En un mundo agrícola, con todas sus rutinas y su estrechez de vida, mi padre era una excepción; era abierto y muy deseoso de poner en obra toda la técnica agrícola moderna (de su tiempo), lo que le valió casi su ruina, pues sus colaboradores no podían seguirle. Era en mi opinión, el prototipo de lo que los ingleses llaman un «gentleman farmer». Perdí a mi padre a la edad de nueve años, pero guardando de él un recuerdo muy vivo y preciso, y una gratitud inmensa, pues él ha marcado toda mi vida en lo que voy a decir: De pequeño yo no era como los otros niños, sino diez veces peor que todos juntos; no había maldad de la que yo no fuera el organizador y el principal o único autor. Pues bien; mi padre jamás me pegó; si lo hubiera hecho, estoy cierto hoy, jamás hubiera tenido interés en llegar a ser un hombre honrado. Pero nunca me pegó; él me tomaba sobre sus rodillas y de su boca (rodeada de una barba de patriarca) no salían más que reflexiones, como se le harían a un hombre de treinta años. Comenzaba siempre por una apología de la verdad, que, en su opinión, era la única cosa que hacía verdaderamente HOMBRE al hombre. Y entonces con toda paciencia, me «tiraba de la lengua» a base de besos y caricias, hasta confesar todas mis maldades, no solamente las hechas, sino también lo más íntimo de mi conciencia. Yo jamás fui capaz de mentir a mi padre; absolutamente imposible. Después me conducía a hacer por mi mismo el juicio, a hacerme decir lo que yo debía pensar, de todo ello… La cosa se terminaba siempre en sollozos; yo me cogía a su cuello y le pedía solamente que se callara, que yo ya no lo haría otra vez. Me acuerdo muy claramente que, numerosas veces, en el momento de preparar o de comenzar cualquier maldad, recuerdo de lo que me esperaba sobre las rodillas de mi padre era suficiente (ampliamente suficiente) para detenerme y hacerme cambiar. Si me hubiera pegado… no puedo ni pensarlo y ¡hubiera sido la catástrofe!. Ese culto de la verdad y ese pánico a mi propio juicio es la maravillosa herencia que yo he recibido de mi padre y 1o que me hace bendecir por siempre su memoria. En mi país existía la costumbre de mejorar al hermano mayor en la herencia, y yo no recibí más que una parte mínima de los bienes materiales de mi padre; hoy comprendo lúcidamente que quien ha sacado el gran lote de mi padre he sido yo.

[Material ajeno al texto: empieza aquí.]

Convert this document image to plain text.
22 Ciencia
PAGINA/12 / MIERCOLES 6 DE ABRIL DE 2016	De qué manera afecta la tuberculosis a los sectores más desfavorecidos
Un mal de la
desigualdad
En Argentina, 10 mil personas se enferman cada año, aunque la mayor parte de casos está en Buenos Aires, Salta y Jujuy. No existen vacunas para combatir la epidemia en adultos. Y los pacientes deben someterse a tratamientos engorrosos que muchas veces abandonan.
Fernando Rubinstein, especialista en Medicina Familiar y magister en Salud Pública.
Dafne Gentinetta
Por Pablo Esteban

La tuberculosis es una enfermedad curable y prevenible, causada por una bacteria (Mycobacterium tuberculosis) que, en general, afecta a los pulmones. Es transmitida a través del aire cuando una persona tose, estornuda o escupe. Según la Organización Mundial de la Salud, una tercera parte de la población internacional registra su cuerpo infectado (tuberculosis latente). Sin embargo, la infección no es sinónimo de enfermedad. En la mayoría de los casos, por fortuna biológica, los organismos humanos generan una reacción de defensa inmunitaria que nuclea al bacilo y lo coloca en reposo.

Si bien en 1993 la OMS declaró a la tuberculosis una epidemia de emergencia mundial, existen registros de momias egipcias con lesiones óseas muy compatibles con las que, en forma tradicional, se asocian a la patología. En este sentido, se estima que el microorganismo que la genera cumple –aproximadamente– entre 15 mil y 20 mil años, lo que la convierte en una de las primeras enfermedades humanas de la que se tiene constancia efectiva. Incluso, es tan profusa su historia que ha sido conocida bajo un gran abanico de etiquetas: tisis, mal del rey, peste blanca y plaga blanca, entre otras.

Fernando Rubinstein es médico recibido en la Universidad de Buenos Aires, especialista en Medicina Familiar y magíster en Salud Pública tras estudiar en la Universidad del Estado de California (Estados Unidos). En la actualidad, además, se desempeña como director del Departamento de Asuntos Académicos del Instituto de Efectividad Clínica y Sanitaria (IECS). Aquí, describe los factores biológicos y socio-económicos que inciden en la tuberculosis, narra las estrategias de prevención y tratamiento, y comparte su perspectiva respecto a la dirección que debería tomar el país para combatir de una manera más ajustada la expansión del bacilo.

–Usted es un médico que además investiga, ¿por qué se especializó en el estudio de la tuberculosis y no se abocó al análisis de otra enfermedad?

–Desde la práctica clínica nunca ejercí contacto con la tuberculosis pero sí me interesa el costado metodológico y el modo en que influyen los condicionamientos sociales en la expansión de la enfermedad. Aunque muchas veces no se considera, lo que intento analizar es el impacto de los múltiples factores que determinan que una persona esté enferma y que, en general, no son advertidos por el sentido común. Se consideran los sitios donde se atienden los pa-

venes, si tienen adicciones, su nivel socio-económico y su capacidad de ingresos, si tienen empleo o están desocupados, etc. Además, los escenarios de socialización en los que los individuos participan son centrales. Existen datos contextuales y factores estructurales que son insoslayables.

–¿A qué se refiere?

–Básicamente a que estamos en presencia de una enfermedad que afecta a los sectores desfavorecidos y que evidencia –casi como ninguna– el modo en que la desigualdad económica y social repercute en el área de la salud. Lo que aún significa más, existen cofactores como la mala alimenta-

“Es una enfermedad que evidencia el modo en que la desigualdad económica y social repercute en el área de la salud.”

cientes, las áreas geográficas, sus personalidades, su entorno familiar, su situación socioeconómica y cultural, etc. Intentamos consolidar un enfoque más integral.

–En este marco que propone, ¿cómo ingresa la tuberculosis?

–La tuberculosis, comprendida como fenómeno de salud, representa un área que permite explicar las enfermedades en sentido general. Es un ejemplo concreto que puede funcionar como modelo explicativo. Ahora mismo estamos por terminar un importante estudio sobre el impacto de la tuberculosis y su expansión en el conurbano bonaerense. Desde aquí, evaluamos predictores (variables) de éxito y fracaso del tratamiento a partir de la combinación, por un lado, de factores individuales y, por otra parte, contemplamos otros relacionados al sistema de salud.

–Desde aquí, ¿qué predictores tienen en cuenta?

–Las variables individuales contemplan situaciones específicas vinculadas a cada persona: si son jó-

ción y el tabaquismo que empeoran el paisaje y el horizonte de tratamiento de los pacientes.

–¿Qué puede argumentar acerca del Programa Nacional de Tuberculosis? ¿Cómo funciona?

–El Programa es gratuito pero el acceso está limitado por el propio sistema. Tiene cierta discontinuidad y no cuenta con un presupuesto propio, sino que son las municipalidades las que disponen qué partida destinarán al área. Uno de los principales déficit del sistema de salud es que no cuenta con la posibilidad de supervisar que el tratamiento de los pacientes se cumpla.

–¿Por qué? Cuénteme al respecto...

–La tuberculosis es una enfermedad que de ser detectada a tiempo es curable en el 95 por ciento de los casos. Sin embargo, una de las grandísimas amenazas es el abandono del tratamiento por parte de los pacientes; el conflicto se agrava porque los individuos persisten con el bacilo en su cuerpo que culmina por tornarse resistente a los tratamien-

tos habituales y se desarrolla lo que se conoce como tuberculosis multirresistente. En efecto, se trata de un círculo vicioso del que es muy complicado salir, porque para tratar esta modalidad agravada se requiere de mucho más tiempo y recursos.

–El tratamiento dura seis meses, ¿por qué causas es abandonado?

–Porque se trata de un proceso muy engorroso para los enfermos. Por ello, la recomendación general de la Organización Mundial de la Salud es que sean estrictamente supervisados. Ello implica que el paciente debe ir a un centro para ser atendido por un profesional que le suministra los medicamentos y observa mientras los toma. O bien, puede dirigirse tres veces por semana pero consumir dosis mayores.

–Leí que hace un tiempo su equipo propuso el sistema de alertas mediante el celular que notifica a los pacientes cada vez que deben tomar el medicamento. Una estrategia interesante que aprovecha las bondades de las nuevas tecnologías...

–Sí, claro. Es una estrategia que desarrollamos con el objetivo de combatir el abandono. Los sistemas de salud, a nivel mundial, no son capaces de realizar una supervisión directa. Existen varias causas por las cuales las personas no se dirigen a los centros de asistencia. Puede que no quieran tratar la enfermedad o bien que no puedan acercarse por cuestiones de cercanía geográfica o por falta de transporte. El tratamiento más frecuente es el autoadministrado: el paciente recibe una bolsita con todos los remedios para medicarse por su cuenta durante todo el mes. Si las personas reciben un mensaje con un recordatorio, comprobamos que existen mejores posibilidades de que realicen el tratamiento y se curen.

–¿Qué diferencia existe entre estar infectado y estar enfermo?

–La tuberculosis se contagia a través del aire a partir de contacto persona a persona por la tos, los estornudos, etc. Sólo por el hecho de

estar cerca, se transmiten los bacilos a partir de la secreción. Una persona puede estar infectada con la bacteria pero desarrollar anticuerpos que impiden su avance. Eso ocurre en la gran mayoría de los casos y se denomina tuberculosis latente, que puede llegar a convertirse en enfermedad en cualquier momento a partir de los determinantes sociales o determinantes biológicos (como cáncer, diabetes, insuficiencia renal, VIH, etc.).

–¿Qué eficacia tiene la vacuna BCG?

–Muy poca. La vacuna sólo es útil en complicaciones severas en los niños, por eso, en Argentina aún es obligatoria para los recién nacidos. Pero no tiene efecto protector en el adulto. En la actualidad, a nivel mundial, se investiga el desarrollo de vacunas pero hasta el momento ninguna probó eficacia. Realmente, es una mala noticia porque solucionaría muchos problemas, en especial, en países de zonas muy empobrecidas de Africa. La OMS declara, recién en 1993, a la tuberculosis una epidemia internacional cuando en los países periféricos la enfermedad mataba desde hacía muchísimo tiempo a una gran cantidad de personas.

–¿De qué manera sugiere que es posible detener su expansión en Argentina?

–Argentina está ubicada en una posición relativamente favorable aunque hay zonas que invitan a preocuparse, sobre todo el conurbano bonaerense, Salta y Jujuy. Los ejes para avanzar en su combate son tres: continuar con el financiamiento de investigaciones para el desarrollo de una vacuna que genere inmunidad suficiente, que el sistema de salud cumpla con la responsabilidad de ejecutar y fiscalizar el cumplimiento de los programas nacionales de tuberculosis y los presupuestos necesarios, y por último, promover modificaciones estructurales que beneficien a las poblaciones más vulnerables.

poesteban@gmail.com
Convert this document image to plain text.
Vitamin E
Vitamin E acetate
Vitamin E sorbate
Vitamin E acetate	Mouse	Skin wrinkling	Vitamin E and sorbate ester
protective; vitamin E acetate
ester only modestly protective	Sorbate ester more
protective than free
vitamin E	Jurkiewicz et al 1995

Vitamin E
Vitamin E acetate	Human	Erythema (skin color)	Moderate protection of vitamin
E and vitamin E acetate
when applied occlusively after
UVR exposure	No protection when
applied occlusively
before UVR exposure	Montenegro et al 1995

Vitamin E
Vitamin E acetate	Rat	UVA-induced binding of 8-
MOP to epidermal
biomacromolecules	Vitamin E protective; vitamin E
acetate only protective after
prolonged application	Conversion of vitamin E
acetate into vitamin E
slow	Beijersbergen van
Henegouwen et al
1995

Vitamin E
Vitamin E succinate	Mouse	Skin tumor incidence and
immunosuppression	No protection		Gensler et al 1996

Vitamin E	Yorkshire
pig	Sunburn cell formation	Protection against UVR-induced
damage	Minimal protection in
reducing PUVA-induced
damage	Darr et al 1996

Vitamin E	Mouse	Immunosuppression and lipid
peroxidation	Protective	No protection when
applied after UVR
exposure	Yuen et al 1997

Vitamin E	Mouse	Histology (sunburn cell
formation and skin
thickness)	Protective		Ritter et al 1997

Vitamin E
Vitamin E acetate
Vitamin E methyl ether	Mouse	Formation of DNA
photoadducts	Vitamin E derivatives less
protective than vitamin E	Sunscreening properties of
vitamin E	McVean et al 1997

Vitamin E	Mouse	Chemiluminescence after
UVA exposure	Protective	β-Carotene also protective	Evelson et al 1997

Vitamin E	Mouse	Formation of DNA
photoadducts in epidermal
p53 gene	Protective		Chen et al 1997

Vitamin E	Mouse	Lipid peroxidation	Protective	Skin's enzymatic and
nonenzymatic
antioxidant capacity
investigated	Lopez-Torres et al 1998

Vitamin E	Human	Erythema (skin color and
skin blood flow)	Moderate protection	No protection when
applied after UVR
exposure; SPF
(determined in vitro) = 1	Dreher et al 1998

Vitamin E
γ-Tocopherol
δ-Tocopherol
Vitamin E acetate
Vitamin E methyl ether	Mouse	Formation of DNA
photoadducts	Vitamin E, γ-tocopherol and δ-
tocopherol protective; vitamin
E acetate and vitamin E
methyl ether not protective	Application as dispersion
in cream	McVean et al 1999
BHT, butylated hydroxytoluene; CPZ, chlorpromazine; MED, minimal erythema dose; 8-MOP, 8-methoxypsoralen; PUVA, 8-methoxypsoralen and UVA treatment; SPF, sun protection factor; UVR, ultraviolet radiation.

Mi madre era una mujer de una religiosidad y una piedad extremas. Cuando yo tenía solamente unos meses de existencia, fue afectada de una parálisis, reducida a no poder en absoluto moverse. Conservaba en plena lucidez solamente su cabeza, el resto como si estuviera muerta. No me acuerdo de haberle oído nunca ni una queja, ni la más pequeña. Daba gracias al buen Dios de tenerla cerca de sí en la cruz. No podía yo entonces comprender todo esto; en realidad lo he comprendido después, y absolutamente en el sentido opuesto, y el espectáculo de mi madre cuando yo la perdí (a mis 18 años) ha sido uno de los principales motivos de mi apostasía. Mi madre, ni se quejaba, ni pedía nunca nada, había que adivinar sus necesidades y deseos. Pero, en su inmovilidad se preocupaba de todo y todos los detalles, incluso los más ínfimos. En mi espíritu, estúpidamente lógico, aparecía con una nitidez excesiva el contraste entre lo que mi madre merecía y lo que la vida le había concedido. Esta Providencia, de que se me hablaba, era un sinsentido. Mi exigencia de verdad me llevaba a no concebir como verdadera una tal Providencia.